At https://phys.org/news/2021-05-year-history-current-yields-climate.html … a 50,000 year history of changes in the Atlantic Meridional Overturning Circulation [AMOC] has been achieved via sediment cores taken off the coast of western France. The record is said to show the current moved fster during warmer periods and languished during colder phases of the Late Pleistocene. However, it was already well known that climate fluctuated as a result of cooling Heinrich events and warming Dansgaard Oeschger events, which seem to follow a regular cycle. The research appears to be aimed at proving the behaviour of AMOC was responsible for these ups and downs. Whilst this is not impossible there is also another way of looking at the evidence produced from the sediment cores. The shifts in AMOC could be as a result of plunging temperatures or warming weather, responding to climate change rather than initiating climate change. For example, if warming occurred, for unknown reasons, AMOC could have responded by becoming more active, and in the reverse situation, during a Heinrich event, AMOC would be compromised – failing to get into the northern section of the North Atlantic. Merely pointing a finger at AMOC as the base line responsible for these climate changes supposes that ocean currents can change of their own volition rather than from other factors, such as low solar activity or a loaded atmosphere. Scientists like to compartmentalise – put things in a box, or shove it out of sight [and any query is subsequently met with the perceived orthodox view] without the need to explore the issue any further – until a maverick comes along. Museums are full of boxes and drawers in which artifacts are placed – and there are far more behind the scenes than on display. If they are able to compartmentalise the Heinrich and Dansgaard-Oeschger events as due to the switching on and off of AMOC they could forget all about it. The fact is this is an interesting series of climatic ups and downs that requires more research – not put in a box and ignored. Another problem is that astronomical factors may drive the cycles and this would not see the light of day. It is quite dark in a box or drawer. Leaving the question open would allow other minds to deliberate and experiment and provide alternative views.
At https://phys.org/news/2021-05-earth-fragments-ancient-ocean-floor.html … this is a fascinating piece of research by a group of geologists who think they might have found fragments of an ancient ocean floor in the Baltimore locale.
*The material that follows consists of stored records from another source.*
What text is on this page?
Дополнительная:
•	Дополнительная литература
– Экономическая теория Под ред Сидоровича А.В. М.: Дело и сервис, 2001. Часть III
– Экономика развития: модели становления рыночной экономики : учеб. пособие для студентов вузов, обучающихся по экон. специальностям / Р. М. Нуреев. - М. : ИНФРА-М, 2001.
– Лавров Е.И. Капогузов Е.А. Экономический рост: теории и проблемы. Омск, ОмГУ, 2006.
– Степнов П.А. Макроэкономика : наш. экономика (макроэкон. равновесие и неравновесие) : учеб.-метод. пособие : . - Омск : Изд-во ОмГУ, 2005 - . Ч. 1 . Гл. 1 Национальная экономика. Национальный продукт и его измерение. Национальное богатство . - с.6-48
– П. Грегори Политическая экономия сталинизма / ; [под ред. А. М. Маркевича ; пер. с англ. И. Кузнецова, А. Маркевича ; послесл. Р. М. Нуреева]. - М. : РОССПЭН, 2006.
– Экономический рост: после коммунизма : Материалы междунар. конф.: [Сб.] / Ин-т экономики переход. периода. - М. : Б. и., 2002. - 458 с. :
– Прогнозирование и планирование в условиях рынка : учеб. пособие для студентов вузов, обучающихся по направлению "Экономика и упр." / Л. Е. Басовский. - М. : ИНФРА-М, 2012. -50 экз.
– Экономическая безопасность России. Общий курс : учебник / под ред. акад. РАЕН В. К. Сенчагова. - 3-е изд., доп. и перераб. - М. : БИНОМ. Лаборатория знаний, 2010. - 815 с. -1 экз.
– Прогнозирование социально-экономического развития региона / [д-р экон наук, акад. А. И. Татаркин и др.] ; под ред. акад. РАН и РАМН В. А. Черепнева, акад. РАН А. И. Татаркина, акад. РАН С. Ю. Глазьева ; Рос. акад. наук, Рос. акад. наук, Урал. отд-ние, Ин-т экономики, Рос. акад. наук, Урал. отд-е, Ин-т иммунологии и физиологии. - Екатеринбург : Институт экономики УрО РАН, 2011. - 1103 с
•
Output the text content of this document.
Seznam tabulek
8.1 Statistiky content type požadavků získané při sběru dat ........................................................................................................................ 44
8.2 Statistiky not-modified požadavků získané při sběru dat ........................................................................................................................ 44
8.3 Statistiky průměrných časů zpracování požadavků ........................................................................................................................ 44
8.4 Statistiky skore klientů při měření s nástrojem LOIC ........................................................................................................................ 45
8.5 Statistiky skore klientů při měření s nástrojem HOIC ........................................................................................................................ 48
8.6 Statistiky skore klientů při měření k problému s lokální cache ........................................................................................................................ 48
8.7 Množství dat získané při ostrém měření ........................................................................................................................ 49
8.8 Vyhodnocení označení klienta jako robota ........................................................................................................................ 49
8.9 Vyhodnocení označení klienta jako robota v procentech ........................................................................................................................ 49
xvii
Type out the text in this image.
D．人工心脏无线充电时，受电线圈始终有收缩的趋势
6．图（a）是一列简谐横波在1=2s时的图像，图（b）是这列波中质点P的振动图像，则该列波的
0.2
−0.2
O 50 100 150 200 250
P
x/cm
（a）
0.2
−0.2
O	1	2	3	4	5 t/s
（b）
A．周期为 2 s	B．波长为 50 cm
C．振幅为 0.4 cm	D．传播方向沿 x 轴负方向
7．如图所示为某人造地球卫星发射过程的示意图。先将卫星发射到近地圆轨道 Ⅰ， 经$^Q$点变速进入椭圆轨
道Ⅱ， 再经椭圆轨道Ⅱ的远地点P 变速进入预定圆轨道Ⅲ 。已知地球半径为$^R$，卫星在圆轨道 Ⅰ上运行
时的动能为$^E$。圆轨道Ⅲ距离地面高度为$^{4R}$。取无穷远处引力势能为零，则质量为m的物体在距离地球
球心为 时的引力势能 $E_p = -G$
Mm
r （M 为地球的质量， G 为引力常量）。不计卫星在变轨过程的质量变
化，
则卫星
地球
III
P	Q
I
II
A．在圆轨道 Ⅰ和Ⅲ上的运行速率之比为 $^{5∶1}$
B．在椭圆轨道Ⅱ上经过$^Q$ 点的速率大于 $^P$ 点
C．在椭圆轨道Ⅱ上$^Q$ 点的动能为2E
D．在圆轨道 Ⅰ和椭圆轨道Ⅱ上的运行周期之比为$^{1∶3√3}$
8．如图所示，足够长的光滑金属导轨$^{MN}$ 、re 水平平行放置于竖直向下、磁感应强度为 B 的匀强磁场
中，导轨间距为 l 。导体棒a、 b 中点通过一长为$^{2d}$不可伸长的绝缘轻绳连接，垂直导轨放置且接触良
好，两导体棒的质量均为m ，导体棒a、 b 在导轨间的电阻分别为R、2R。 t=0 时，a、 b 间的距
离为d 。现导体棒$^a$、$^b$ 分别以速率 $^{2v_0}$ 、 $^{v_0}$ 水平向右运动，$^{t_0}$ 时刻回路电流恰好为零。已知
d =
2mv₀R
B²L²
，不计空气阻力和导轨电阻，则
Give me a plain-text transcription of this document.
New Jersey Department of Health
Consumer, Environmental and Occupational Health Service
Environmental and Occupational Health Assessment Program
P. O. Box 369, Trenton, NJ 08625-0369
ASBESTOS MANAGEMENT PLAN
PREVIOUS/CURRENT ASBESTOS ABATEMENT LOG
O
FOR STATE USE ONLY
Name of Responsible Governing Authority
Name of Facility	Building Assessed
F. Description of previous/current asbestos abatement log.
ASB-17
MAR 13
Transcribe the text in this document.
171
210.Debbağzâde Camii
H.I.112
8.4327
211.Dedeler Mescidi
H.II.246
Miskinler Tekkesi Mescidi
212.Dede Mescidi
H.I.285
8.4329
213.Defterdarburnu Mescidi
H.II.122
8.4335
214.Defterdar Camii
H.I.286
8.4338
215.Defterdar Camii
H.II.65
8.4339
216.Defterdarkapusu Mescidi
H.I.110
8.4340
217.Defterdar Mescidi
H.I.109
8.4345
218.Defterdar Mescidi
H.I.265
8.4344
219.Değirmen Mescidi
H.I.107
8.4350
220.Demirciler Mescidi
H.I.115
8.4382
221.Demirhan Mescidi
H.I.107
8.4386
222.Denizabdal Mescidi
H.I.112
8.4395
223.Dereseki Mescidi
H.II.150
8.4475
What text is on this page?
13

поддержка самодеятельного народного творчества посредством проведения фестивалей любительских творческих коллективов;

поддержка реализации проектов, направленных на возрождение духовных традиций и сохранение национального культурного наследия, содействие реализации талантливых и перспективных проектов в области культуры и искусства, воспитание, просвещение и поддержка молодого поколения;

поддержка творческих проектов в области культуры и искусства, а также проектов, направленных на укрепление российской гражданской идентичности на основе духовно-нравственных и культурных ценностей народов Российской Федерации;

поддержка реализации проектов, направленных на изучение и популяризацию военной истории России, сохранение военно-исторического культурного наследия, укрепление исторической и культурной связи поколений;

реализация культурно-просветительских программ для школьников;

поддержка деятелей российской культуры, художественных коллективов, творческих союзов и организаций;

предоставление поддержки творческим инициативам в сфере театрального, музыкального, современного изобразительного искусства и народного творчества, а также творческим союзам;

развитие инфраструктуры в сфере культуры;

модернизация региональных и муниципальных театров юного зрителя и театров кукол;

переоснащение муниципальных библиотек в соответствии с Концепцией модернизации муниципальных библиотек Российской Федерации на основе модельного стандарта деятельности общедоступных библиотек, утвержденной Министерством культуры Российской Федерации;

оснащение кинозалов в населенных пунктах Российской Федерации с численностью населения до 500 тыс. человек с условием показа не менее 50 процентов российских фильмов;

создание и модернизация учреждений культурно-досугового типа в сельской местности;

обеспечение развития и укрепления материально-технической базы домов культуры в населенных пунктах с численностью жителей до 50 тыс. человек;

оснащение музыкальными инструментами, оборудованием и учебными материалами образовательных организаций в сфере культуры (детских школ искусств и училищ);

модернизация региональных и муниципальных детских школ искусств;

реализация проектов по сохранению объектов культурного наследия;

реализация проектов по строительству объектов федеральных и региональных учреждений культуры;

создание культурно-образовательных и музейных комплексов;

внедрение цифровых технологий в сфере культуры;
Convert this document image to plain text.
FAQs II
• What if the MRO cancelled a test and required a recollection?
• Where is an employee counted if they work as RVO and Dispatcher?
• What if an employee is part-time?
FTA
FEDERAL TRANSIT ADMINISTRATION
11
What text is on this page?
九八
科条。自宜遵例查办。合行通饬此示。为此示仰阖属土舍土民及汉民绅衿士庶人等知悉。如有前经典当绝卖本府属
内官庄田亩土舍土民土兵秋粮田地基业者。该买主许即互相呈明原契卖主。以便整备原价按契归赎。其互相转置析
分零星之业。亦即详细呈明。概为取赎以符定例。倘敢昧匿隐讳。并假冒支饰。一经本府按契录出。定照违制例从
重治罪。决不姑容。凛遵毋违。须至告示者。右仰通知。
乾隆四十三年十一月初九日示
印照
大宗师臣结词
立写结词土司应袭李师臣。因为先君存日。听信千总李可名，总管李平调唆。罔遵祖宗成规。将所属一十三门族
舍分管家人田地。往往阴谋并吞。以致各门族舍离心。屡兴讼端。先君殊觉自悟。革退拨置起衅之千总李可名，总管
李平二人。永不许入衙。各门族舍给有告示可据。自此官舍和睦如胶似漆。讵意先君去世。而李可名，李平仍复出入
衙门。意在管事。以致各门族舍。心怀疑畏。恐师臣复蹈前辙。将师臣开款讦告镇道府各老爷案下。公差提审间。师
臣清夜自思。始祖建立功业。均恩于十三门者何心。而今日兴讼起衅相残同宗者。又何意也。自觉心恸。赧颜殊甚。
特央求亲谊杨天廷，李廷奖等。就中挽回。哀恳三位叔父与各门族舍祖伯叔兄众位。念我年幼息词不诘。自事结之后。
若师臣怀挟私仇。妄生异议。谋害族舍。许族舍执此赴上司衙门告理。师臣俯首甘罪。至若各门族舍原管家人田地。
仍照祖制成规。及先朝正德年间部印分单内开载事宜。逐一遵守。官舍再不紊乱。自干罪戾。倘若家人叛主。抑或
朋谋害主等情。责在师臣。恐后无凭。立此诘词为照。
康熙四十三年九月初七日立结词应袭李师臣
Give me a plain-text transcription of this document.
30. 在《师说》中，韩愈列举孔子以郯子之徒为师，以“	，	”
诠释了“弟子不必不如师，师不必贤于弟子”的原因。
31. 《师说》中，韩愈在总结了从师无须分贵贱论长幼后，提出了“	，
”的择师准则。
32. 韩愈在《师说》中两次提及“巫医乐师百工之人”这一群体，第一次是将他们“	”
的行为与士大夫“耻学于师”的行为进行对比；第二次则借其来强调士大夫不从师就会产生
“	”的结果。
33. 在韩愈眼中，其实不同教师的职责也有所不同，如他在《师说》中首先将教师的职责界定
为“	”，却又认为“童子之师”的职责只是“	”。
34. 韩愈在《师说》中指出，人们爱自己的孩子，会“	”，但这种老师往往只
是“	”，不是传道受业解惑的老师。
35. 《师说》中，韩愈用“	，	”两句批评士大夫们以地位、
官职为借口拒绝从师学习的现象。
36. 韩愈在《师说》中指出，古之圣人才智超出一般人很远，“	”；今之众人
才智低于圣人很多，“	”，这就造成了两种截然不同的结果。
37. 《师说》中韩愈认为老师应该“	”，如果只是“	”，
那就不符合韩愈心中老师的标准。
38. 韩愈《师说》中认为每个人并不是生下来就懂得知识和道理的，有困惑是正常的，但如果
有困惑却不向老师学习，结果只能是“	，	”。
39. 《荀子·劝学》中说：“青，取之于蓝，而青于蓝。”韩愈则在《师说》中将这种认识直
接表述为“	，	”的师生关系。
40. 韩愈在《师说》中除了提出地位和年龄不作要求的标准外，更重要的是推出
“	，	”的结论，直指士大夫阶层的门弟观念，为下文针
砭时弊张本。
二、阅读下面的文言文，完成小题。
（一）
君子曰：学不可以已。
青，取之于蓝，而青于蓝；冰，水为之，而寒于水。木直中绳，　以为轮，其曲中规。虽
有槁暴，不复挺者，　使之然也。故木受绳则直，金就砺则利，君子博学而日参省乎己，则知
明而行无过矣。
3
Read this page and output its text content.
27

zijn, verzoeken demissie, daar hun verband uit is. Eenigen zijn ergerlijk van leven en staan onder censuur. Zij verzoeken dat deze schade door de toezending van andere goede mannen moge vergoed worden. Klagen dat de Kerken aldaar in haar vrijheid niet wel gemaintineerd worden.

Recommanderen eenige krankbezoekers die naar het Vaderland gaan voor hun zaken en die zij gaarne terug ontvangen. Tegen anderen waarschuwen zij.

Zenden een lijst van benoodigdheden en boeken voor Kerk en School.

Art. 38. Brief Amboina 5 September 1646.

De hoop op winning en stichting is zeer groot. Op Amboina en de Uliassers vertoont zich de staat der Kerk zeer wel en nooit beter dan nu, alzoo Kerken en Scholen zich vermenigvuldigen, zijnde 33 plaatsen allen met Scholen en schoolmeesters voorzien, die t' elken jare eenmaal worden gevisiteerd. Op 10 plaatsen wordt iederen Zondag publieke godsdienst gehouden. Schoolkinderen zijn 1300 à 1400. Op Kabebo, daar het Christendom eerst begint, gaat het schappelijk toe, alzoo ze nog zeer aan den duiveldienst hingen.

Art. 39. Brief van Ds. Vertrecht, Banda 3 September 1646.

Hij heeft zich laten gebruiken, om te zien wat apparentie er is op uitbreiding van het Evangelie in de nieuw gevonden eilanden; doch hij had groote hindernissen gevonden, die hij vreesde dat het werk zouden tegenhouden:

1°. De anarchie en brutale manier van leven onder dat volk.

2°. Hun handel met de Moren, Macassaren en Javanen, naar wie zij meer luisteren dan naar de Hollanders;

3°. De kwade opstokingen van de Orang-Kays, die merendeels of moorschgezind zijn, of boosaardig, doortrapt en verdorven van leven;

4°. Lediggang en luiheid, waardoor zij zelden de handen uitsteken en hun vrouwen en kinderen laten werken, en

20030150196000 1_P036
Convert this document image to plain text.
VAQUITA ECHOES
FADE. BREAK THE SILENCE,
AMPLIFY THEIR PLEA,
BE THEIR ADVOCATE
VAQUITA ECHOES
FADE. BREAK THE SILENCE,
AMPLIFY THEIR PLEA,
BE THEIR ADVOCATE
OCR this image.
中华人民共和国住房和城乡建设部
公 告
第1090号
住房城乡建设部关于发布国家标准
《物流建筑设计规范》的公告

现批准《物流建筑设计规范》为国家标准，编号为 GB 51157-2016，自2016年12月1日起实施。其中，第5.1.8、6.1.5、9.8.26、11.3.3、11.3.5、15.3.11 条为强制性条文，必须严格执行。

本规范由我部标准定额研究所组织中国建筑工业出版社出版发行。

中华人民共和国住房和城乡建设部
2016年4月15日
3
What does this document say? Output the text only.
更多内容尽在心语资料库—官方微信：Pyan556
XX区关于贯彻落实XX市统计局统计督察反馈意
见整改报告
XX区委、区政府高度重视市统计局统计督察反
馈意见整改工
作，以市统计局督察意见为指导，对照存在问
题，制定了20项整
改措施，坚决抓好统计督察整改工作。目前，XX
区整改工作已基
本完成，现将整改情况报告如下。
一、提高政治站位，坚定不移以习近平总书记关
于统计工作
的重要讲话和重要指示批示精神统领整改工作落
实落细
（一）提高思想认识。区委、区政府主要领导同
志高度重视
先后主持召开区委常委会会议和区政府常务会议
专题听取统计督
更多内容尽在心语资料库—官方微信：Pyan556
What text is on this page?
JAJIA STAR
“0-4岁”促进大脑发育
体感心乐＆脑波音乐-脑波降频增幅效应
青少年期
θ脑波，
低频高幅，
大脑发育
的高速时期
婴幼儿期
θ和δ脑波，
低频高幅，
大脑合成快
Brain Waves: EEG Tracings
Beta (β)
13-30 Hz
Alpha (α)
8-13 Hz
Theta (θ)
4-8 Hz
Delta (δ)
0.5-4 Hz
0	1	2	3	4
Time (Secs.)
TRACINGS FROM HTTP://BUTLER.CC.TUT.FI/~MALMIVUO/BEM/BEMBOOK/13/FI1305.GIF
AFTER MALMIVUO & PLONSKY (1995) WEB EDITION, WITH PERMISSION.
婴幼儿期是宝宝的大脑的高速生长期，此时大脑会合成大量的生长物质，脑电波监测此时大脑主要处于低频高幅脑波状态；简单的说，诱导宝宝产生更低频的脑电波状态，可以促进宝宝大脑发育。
We are told a geological upheaval millions of years ago involved a collision of tectonic plates that thrust fragments of an ocean floor from a long vanished ocean, up towards today's surface rocks. The evidence was unearthed from a quarry and various other holes in the ground as a result of construction work etc. The upheaval in question occurred along the Appalachian Mountains to as far north as Newfoundland and then on the opposite side of the Atlantic, in Scotland. Presumably the upheaval was due to the formation of the Atlantic – which widened over the following millions of years to its present situation. Wherefore the ancient ocean. Presumably this was even more ancient than Pangaea. This accounts for bits of the old ocean rather than a substantial layer of rock. The fragments are found within more modern rocks – or rocks formed during the upheaval.
Basically, geologist have found that outcrops in the area contain ophiliote fragments – said to be parts of ancient ocean floor. They add that at the same time, they are rocks that may have an origin in the Mantle – and they may have been propelled into the continental land mass. This sounds somewhat interesting if the upheaval involved a lot of upwelling from deep in the crust – including an infusion of water. Where did the water that became the Atlantic come from. Internally, is one possibility – and of course a rearrangement of earth's oceans is another possibility. The rocks in question are known as the Baltimore Mafic Complex and a little research on them might be worth while. These intermittent outcroppings go back to the formation of the Appalachian Mountains. So how did oceanic crust get crunched up and then mixed up with rock laid down during that upheaval?